The parrots’s powerful beaks allow them to break through the tough skin of certain fruits, opening the fruit for other species to take advantage of. Mr. Douglas’ research revealed that bananaquits in Dominica were more abundant and bigger in areas where parrots were present.
“The interesting thing we found was that by taking parrots out of the system, we’re also negatively affecting several other birds, which are very important for what we call ecosystem services,” he said. These ecosystem services, such as pollination and seed dispersal, help maintain the viability of Cayman’s natural environment.
“Even though it’s not an obvious role, they have a very important role that they are playing,” Mr.

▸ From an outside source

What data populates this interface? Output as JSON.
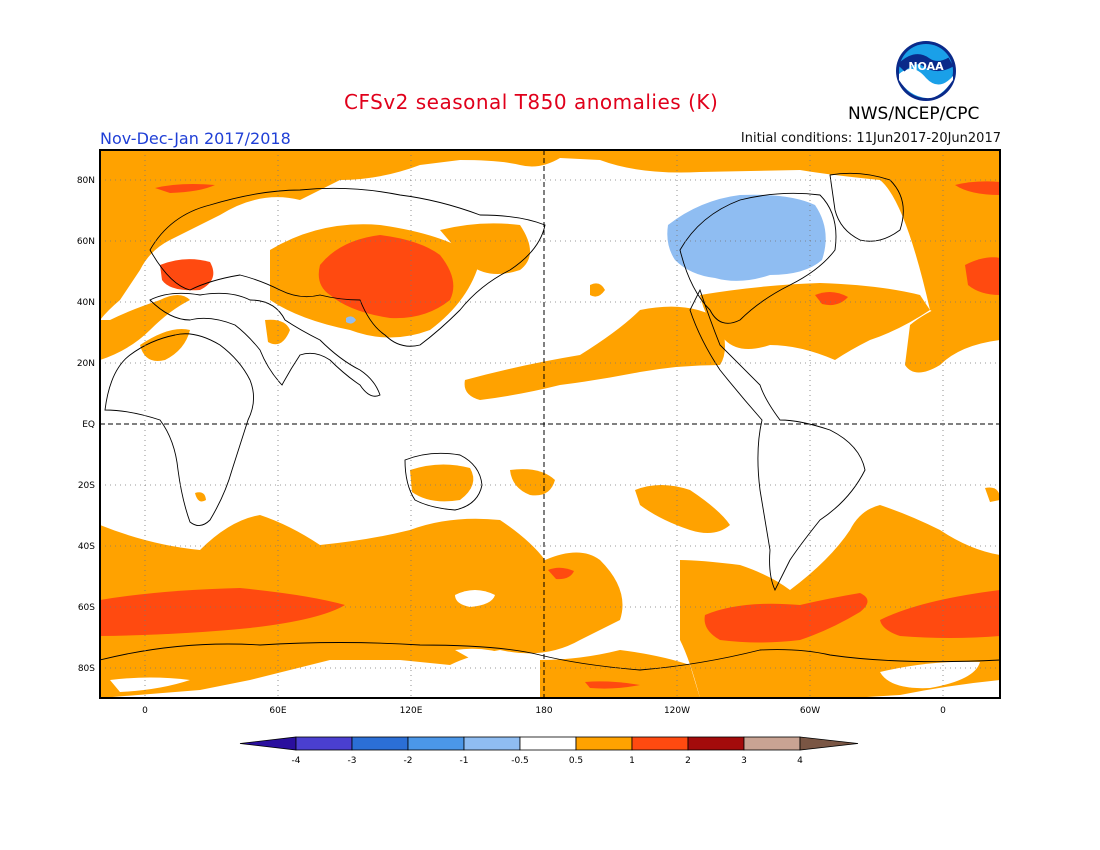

Douglas said.
The workshop was one of several symposiums and group working sessions held throughout the conference. Society for the Conservation and Study of Caribbean Birds President Howard Nelson explained that the regional meeting offers professionals from around the Caribbean the opportunity to share conservation strategies and research.
“This is to prevent us working in silos,” he said. “There are lots of things we can learn from each other in terms of how we manage exotic species, how we do species recovery, how we do public education, how we integrate bird conservation with sustainable livelihoods of people in the region, how we go about setting priorities, and how we discuss risk to birding cultures and individual species.”
More than 160 delegates from countries and environmental organisations around the world participated in the conference. This year’s conference was one of the largest on record both in terms of participation and abstract submissions.